This note will present an overview of how autograd works and records the operations. It’s not strictly necessary to understand all this, but we recommend getting familiar with it, as it will help you write more efficient, cleaner programs, and can aid you in debugging.

## Excluding subgraphs from backward¶

Every Variable has two flags: requires_grad and volatile. They both allow for fine grained exclusion of subgraphs from gradient computation and can increase efficiency.

### requires_grad¶

If there’s a single input to an operation that requires gradient, its output will also require gradient. Conversely, only if all inputs don’t require gradient, the output also won’t require it. Backward computation is never performed in the subgraphs, where all Variables didn’t require gradients.

>>> x = Variable(torch.randn(5, 5))
>>> y = Variable(torch.randn(5, 5))
>>> z = Variable(torch.randn(5, 5), requires_grad=True)
>>> a = x + y
False
>>> b = a + z
True


This is especially useful when you want to freeze part of your model, or you know in advance that you’re not going to use gradients w.r.t. some parameters.

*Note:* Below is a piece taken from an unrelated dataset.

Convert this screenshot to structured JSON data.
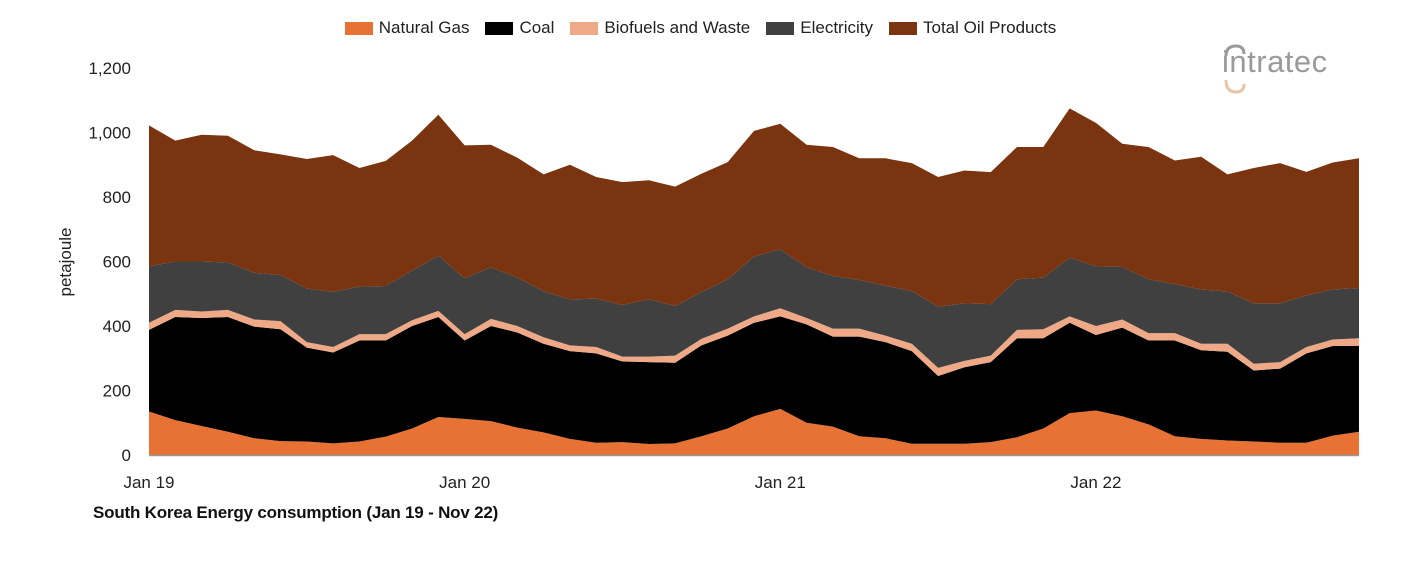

For example if you want to finetune a pretrained CNN, it’s enough to switch the requires_grad flags in the frozen base, and no intermediate buffers will be saved, until the computation gets to the last layer, where the affine transform will use weights that require gradient, and the output of the network will also require them.

model = torchvision.models.resnet18(pretrained=True)
for param in model.parameters():
# Replace the last fully-connected layer
# Parameters of newly constructed modules have requires_grad=True by default
model.fc = nn.Linear(512, 100)

# Optimize only the classifier
optimizer = optim.SGD(model.fc.parameters(), lr=1e-2, momentum=0.9)


### volatile¶

Volatile is recommended for purely inference mode, when you’re sure you won’t be even calling .backward(). It’s more efficient than any other autograd setting - it will use the absolute minimal amount of memory to evaluate the model. volatile also determines that requires_grad is False.

Volatile differs from requires_grad in how the flag propagates. If there’s even a single volatile input to an operation, its output is also going to be volatile. Volatility spreads across the graph much easier than non-requiring gradient - you only need a single volatile leaf to have a volatile output, while you need all leaves to not require gradient to have an output that doesn’t require gradient. Using volatile flag you don’t need to change any settings of your model parameters to use it for inference. It’s enough to create a volatile input, and this will ensure that no intermediate states are saved.

>>> regular_input = Variable(torch.randn(1, 3, 227, 227))
>>> volatile_input = Variable(torch.randn(1, 3, 227, 227), volatile=True)
>>> model = torchvision.models.resnet18(pretrained=True)
True
False
>>> model(volatile_input).volatile
True
True


## How autograd encodes the history¶

Autograd is reverse automatic differentiation system. Conceptually, autograd records a graph recording all of the operations that created the data as you execute operations, giving you a directed acyclic graph whose leaves are the input variables and roots are the output variables. By tracing this graph from roots to leaves, you can automatically compute the gradients using the chain rule.

Internally, autograd represents this graph as a graph of Function objects (really expressions), which can be apply() ed to compute the result of evaluating the graph. When computing the forwards pass, autograd simultaneously performs the requested computations and builds up a graph representing the function that computes the gradient (the .grad_fn attribute of each Variable is an entry point into this graph). When the forwards pass is completed, we evaluate this graph in the backwards pass to compute the gradients.

An important thing to note is that the graph is recreated from scratch at every iteration, and this is exactly what allows for using arbitrary Python control flow statements, that can change the overall shape and size of the graph at every iteration. You don’t have to encode all possible paths before you launch the training - what you run is what you differentiate.

## In-place operations on Variables¶

Supporting in-place operations in autograd is a hard matter, and we discourage their use in most cases. Autograd’s aggressive buffer freeing and reuse makes it very efficient and there are very few occasions when in-place operations actually lower memory usage by any significant amount. Unless you’re operating under heavy memory pressure, you might never need to use them.

There are two main reasons that limit the applicability of in-place operations:

1. Overwriting values required to compute gradients. This is why variables don’t support log_. Its gradient formula requires the original input, and while it is possible to recreate it by computing the inverse operation, it is numerically unstable, and requires additional work that often defeats the purpose of using these functions.
2. Every in-place operation actually requires the implementation to rewrite the computational graph. Out-of-place versions simply allocate new objects and keep references to the old graph, while in-place operations, require changing the creator of all inputs to the Function representing this operation. This can be tricky, especially if there are many Variables that reference the same storage (e.g. created by indexing or transposing), and in-place functions will actually raise an error if the storage of modified inputs is referenced by any other Variable.

## In-place correctness checks¶

Every variable keeps a version counter, that is incremented every time it’s marked dirty in any operation. When a Function saves any tensors for backward, a version counter of their containing Variable is saved as well. Once you access self.saved_tensors it is checked, and if it’s greater than the saved value an error is raised.